There is something to the Franco-Am. spirit: knowing what
you want right away and not being afraid to live, and,
also, sadly, there is some truth in the multi-gen.
institutionalized shame that holds too many back, and/or
makes one leave their hometown. Both myself and that old
boyfriend thought that we were "too stupid" for college way
back when. Why? An excuse to stay close to home? Or years
of "training"... old stereotypes last...until one realizes
that they exist for a reason that has nothing to do with
your heritage but myriad outside forces!
Although my thesis is on class and ethnicity vis-a-vis
Metalious and Kerouac, I am most fascinated by class and
ethnicity as a whole, and how it intertwines with and
dictates so much in American experience and literature. My
humble story is one of many, and hardly atypical, but, with
perspective and time I have come to realize it might offer
something, and Franco-Americans have been silent far too
long. No, I'll rephrase that. They have been speaking, but
not enough people have been listening.Well,that's going to
change. Thank you so much from the bottom of my heart for
reading all of this. I hope it makes some cohesive sense,
and, again, thank you so much for the wonderful
Franco-American Women's Institute, I can't wait to share
this resource with my Franco-American home girls!"

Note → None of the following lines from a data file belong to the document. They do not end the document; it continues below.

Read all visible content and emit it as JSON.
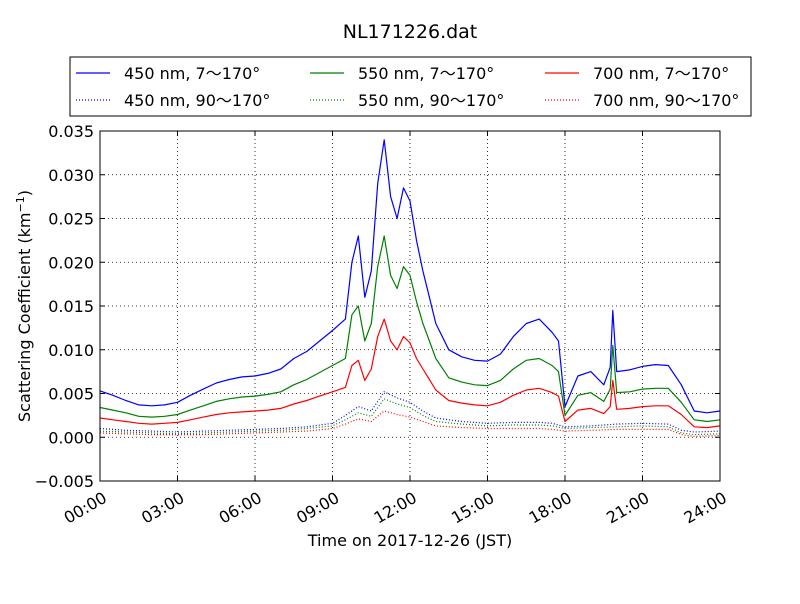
{
  "chart_data": {
    "type": "line",
    "title": "NL171226.dat",
    "xlabel": "Time on 2017-12-26 (JST)",
    "ylabel_main": "Scattering Coefficient (km",
    "ylabel_sup": "−1",
    "ylabel_close": ")",
    "x_unit": "hours",
    "xlim": [
      0,
      24
    ],
    "ylim": [
      -0.005,
      0.035
    ],
    "x_ticks": [
      {
        "value": 0,
        "label": "00:00"
      },
      {
        "value": 3,
        "label": "03:00"
      },
      {
        "value": 6,
        "label": "06:00"
      },
      {
        "value": 9,
        "label": "09:00"
      },
      {
        "value": 12,
        "label": "12:00"
      },
      {
        "value": 15,
        "label": "15:00"
      },
      {
        "value": 18,
        "label": "18:00"
      },
      {
        "value": 21,
        "label": "21:00"
      },
      {
        "value": 24,
        "label": "24:00"
      }
    ],
    "y_ticks": [
      {
        "value": -0.005,
        "label": "−0.005"
      },
      {
        "value": 0.0,
        "label": "0.000"
      },
      {
        "value": 0.005,
        "label": "0.005"
      },
      {
        "value": 0.01,
        "label": "0.010"
      },
      {
        "value": 0.015,
        "label": "0.015"
      },
      {
        "value": 0.02,
        "label": "0.020"
      },
      {
        "value": 0.025,
        "label": "0.025"
      },
      {
        "value": 0.03,
        "label": "0.030"
      },
      {
        "value": 0.035,
        "label": "0.035"
      }
    ],
    "grid": true,
    "legend_position": "top",
    "series": [
      {
        "name": "450 nm, 7～170°",
        "color": "#0000ff",
        "style": "solid",
        "x": [
          0,
          0.5,
          1,
          1.5,
          2,
          2.5,
          3,
          3.5,
          4,
          4.5,
          5,
          5.5,
          6,
          6.5,
          7,
          7.5,
          8,
          8.5,
          9,
          9.5,
          9.75,
          10,
          10.25,
          10.5,
          10.75,
          11,
          11.25,
          11.5,
          11.75,
          12,
          12.25,
          12.5,
          12.75,
          13,
          13.5,
          14,
          14.5,
          15,
          15.5,
          16,
          16.5,
          17,
          17.5,
          17.75,
          18,
          18.5,
          19,
          19.5,
          19.75,
          19.85,
          20,
          20.5,
          21,
          21.5,
          22,
          22.5,
          23,
          23.5,
          24
        ],
        "y": [
          0.0053,
          0.0048,
          0.0042,
          0.0037,
          0.0036,
          0.0037,
          0.004,
          0.0048,
          0.0055,
          0.0062,
          0.0066,
          0.0069,
          0.007,
          0.0073,
          0.0078,
          0.009,
          0.0098,
          0.011,
          0.0122,
          0.0135,
          0.02,
          0.023,
          0.016,
          0.019,
          0.029,
          0.034,
          0.0275,
          0.025,
          0.0285,
          0.027,
          0.0225,
          0.019,
          0.016,
          0.013,
          0.01,
          0.0092,
          0.0088,
          0.0087,
          0.0095,
          0.0115,
          0.013,
          0.0135,
          0.012,
          0.011,
          0.0035,
          0.007,
          0.0075,
          0.006,
          0.008,
          0.0145,
          0.0075,
          0.0077,
          0.0081,
          0.0083,
          0.0082,
          0.006,
          0.003,
          0.0028,
          0.003
        ]
      },
      {
        "name": "450 nm, 90～170°",
        "color": "#0000ff",
        "style": "dotted",
        "x": [
          0,
          1,
          2,
          3,
          4,
          5,
          6,
          7,
          8,
          9,
          9.5,
          10,
          10.5,
          11,
          11.5,
          12,
          12.5,
          13,
          14,
          15,
          16,
          17,
          17.5,
          18,
          19,
          20,
          21,
          22,
          22.5,
          23,
          24
        ],
        "y": [
          0.001,
          0.0008,
          0.0007,
          0.0006,
          0.0007,
          0.0008,
          0.0009,
          0.001,
          0.0012,
          0.0016,
          0.0025,
          0.0035,
          0.003,
          0.0052,
          0.0045,
          0.004,
          0.003,
          0.0022,
          0.0018,
          0.0016,
          0.0017,
          0.0017,
          0.0016,
          0.0012,
          0.0013,
          0.0015,
          0.0016,
          0.0015,
          0.0008,
          0.0006,
          0.0007
        ]
      },
      {
        "name": "550 nm, 7～170°",
        "color": "#008000",
        "style": "solid",
        "x": [
          0,
          0.5,
          1,
          1.5,
          2,
          2.5,
          3,
          3.5,
          4,
          4.5,
          5,
          5.5,
          6,
          6.5,
          7,
          7.5,
          8,
          8.5,
          9,
          9.5,
          9.75,
          10,
          10.25,
          10.5,
          10.75,
          11,
          11.25,
          11.5,
          11.75,
          12,
          12.25,
          12.5,
          12.75,
          13,
          13.5,
          14,
          14.5,
          15,
          15.5,
          16,
          16.5,
          17,
          17.5,
          17.75,
          18,
          18.5,
          19,
          19.5,
          19.75,
          19.85,
          20,
          20.5,
          21,
          21.5,
          22,
          22.5,
          23,
          23.5,
          24
        ],
        "y": [
          0.0034,
          0.0031,
          0.0028,
          0.0024,
          0.0023,
          0.0024,
          0.0026,
          0.0031,
          0.0036,
          0.0041,
          0.0044,
          0.0046,
          0.0047,
          0.0049,
          0.0052,
          0.006,
          0.0066,
          0.0074,
          0.0082,
          0.009,
          0.014,
          0.015,
          0.011,
          0.013,
          0.0195,
          0.023,
          0.0185,
          0.017,
          0.0195,
          0.0185,
          0.0155,
          0.013,
          0.011,
          0.009,
          0.0068,
          0.0063,
          0.006,
          0.0059,
          0.0065,
          0.0078,
          0.0088,
          0.009,
          0.0082,
          0.0075,
          0.0025,
          0.0048,
          0.0051,
          0.0041,
          0.0055,
          0.0105,
          0.0051,
          0.0052,
          0.0055,
          0.0056,
          0.0056,
          0.004,
          0.002,
          0.0018,
          0.002
        ]
      },
      {
        "name": "550 nm, 90～170°",
        "color": "#008000",
        "style": "dotted",
        "x": [
          0,
          1,
          2,
          3,
          4,
          5,
          6,
          7,
          8,
          9,
          9.5,
          10,
          10.5,
          11,
          11.5,
          12,
          12.5,
          13,
          14,
          15,
          16,
          17,
          17.5,
          18,
          19,
          20,
          21,
          22,
          22.5,
          23,
          24
        ],
        "y": [
          0.0007,
          0.0006,
          0.0005,
          0.0004,
          0.0005,
          0.0006,
          0.0007,
          0.0008,
          0.001,
          0.0013,
          0.002,
          0.0028,
          0.0024,
          0.0044,
          0.0038,
          0.0034,
          0.0025,
          0.0018,
          0.0015,
          0.0013,
          0.0014,
          0.0014,
          0.0013,
          0.001,
          0.0011,
          0.0012,
          0.0013,
          0.0012,
          0.0005,
          0.0003,
          0.0004
        ]
      },
      {
        "name": "700 nm, 7～170°",
        "color": "#ff0000",
        "style": "solid",
        "x": [
          0,
          0.5,
          1,
          1.5,
          2,
          2.5,
          3,
          3.5,
          4,
          4.5,
          5,
          5.5,
          6,
          6.5,
          7,
          7.5,
          8,
          8.5,
          9,
          9.5,
          9.75,
          10,
          10.25,
          10.5,
          10.75,
          11,
          11.25,
          11.5,
          11.75,
          12,
          12.25,
          12.5,
          12.75,
          13,
          13.5,
          14,
          14.5,
          15,
          15.5,
          16,
          16.5,
          17,
          17.5,
          17.75,
          18,
          18.5,
          19,
          19.5,
          19.75,
          19.85,
          20,
          20.5,
          21,
          21.5,
          22,
          22.5,
          23,
          23.5,
          24
        ],
        "y": [
          0.0022,
          0.002,
          0.0018,
          0.0016,
          0.0015,
          0.0016,
          0.0017,
          0.002,
          0.0023,
          0.0026,
          0.0028,
          0.0029,
          0.003,
          0.0031,
          0.0033,
          0.0038,
          0.0042,
          0.0047,
          0.0052,
          0.0057,
          0.0082,
          0.0088,
          0.0065,
          0.0078,
          0.0115,
          0.0135,
          0.011,
          0.01,
          0.0115,
          0.0108,
          0.009,
          0.0078,
          0.0066,
          0.0054,
          0.0042,
          0.0039,
          0.0037,
          0.0036,
          0.004,
          0.0048,
          0.0054,
          0.0056,
          0.0051,
          0.0047,
          0.0018,
          0.0031,
          0.0033,
          0.0027,
          0.0035,
          0.0065,
          0.0032,
          0.0033,
          0.0035,
          0.0036,
          0.0036,
          0.0026,
          0.0012,
          0.0011,
          0.0013
        ]
      },
      {
        "name": "700 nm, 90～170°",
        "color": "#ff0000",
        "style": "dotted",
        "x": [
          0,
          1,
          2,
          3,
          4,
          5,
          6,
          7,
          8,
          9,
          9.5,
          10,
          10.5,
          11,
          11.5,
          12,
          12.5,
          13,
          14,
          15,
          16,
          17,
          17.5,
          18,
          19,
          20,
          21,
          22,
          22.5,
          23,
          24
        ],
        "y": [
          0.0005,
          0.0004,
          0.0003,
          0.0003,
          0.0003,
          0.0004,
          0.0005,
          0.0006,
          0.0007,
          0.001,
          0.0015,
          0.0021,
          0.0018,
          0.003,
          0.0026,
          0.0023,
          0.0018,
          0.0013,
          0.0011,
          0.001,
          0.001,
          0.001,
          0.0009,
          0.0007,
          0.0008,
          0.0009,
          0.0009,
          0.0009,
          0.0003,
          0.0001,
          0.0002
        ]
      }
    ]
  }
}
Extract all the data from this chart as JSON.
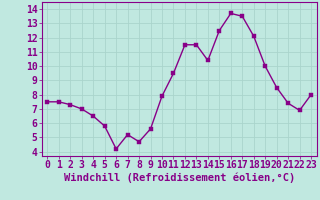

--"I am a writer. I taught for over 30 years, mostly in
Adult Education in Portland, Maine. I've published one
book, City of Belief set in New York City during the
Vietnam War era. I am currently working on a second novel
based in Nova Scotia, Belgium and France. I speak a le
francasi Tarzan but I persist. Moi voisins et famille dans
Pubnico sont tres gentil avec moi et mon melange de le
francais et anglais. I make many mistakes but I love the
language.
I will post the membership fee tomorrow and look forward to
making connections. I will be in Pubnico from
July-September. Have any of you visited the Village Acadien
in West Pubnico? It is a gem. Au revoir pour maintenant."